I do find that the onset of L.M.'s seizures after vaccination occurred in a medically-acceptable timeframe (Loving prong six) based upon Petitioner's theory. The record establishes that she experienced a seizure within four days of receipt of vaccines on February 11, 2011. This timeframe is medically reasonable under Petitioner's causation theory, and is also consistent with other cases that have found seizures to be vaccine-caused. See, e.g., Simon, 2007 WL 1772062. Because, however, I have not also found that the theory that vaccines in question could worsen the expected outcome of a DYNC mutation-associated seizure disorder was plausible and/or reliable, and because the record does not support the conclusion that the vaccines were more likely than not the cause of L.M.'s overall condition (even if I allow that the vaccines triggered the February 15th seizure), the fact that the timing is acceptable does not result in a different overall outcome.

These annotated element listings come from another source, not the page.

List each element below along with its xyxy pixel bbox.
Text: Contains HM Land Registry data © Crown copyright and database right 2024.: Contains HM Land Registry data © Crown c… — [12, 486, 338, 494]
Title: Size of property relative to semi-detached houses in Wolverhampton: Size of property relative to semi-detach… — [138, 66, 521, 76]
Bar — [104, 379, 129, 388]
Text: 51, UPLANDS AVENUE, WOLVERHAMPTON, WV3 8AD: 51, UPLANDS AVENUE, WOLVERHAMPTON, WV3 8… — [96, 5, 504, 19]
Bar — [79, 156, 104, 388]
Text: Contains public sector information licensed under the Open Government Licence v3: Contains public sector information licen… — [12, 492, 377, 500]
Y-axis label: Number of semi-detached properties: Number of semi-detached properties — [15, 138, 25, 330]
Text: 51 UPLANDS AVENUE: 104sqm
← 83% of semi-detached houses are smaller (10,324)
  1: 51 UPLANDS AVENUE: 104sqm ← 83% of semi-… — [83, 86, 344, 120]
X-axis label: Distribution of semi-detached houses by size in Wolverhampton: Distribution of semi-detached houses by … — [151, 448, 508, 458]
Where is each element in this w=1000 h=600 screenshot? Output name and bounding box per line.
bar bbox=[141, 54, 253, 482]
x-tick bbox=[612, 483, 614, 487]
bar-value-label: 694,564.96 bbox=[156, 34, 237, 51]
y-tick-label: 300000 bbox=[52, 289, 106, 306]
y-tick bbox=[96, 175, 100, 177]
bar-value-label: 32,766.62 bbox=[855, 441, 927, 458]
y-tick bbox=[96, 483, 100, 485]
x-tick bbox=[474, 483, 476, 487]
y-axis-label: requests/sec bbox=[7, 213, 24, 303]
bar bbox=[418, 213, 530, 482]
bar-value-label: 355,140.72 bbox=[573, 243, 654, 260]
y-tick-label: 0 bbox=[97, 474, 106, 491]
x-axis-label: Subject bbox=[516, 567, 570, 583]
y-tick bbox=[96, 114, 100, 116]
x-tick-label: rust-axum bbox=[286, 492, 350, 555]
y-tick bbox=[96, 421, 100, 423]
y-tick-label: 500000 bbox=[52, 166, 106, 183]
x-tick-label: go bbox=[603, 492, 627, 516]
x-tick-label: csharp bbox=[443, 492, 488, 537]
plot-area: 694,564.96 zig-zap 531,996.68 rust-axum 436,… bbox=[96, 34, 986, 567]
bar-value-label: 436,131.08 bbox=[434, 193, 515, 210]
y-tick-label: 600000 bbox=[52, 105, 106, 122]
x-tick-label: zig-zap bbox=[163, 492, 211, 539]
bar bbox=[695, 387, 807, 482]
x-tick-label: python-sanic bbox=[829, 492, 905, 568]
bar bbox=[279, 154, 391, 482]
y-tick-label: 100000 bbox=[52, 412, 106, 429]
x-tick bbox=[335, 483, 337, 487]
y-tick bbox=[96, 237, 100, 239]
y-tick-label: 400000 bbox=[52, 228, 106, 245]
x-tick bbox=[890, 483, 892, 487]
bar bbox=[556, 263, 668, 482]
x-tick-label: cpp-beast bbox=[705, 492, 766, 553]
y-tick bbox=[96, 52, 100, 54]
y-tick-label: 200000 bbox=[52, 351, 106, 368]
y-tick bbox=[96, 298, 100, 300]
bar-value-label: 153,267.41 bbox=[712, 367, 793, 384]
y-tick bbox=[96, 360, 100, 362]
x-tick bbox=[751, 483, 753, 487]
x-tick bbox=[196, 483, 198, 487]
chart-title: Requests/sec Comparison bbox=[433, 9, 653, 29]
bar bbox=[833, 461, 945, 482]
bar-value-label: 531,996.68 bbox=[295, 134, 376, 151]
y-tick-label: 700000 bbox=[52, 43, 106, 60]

The record does not support Petitioner's contention that the vaccines L.M. received could, or did, injure her as alleged. Nor did she establish a fundamental aspect of any significant aggravation claim: that L.M.'s overall state, given her preexisting DYNC mutation, was rendered worse by the vaccines she received. And her Table claim was rooted in a legally untenable reading of the claim. Thus, although I have tremendous respect for the loving struggles of Ms. Moore and Mr. Hanson to care for their daughter (and also to identify an explanation for her developmental problems), I am required to evaluate their claim on the basis of its success in meeting the legal evidentiary burdens set by the Vaccine Act and controlling Federal Circuit precedent, rather than on sympathies they deservedly elicit.
Petitioners have not established entitlement to a damages award, and therefore I must DISMISS their claim. In the absence of a timely-filed motion for review (see Appendix B to the Rules of the Court), the Clerk shall enter judgment in accordance with this decision.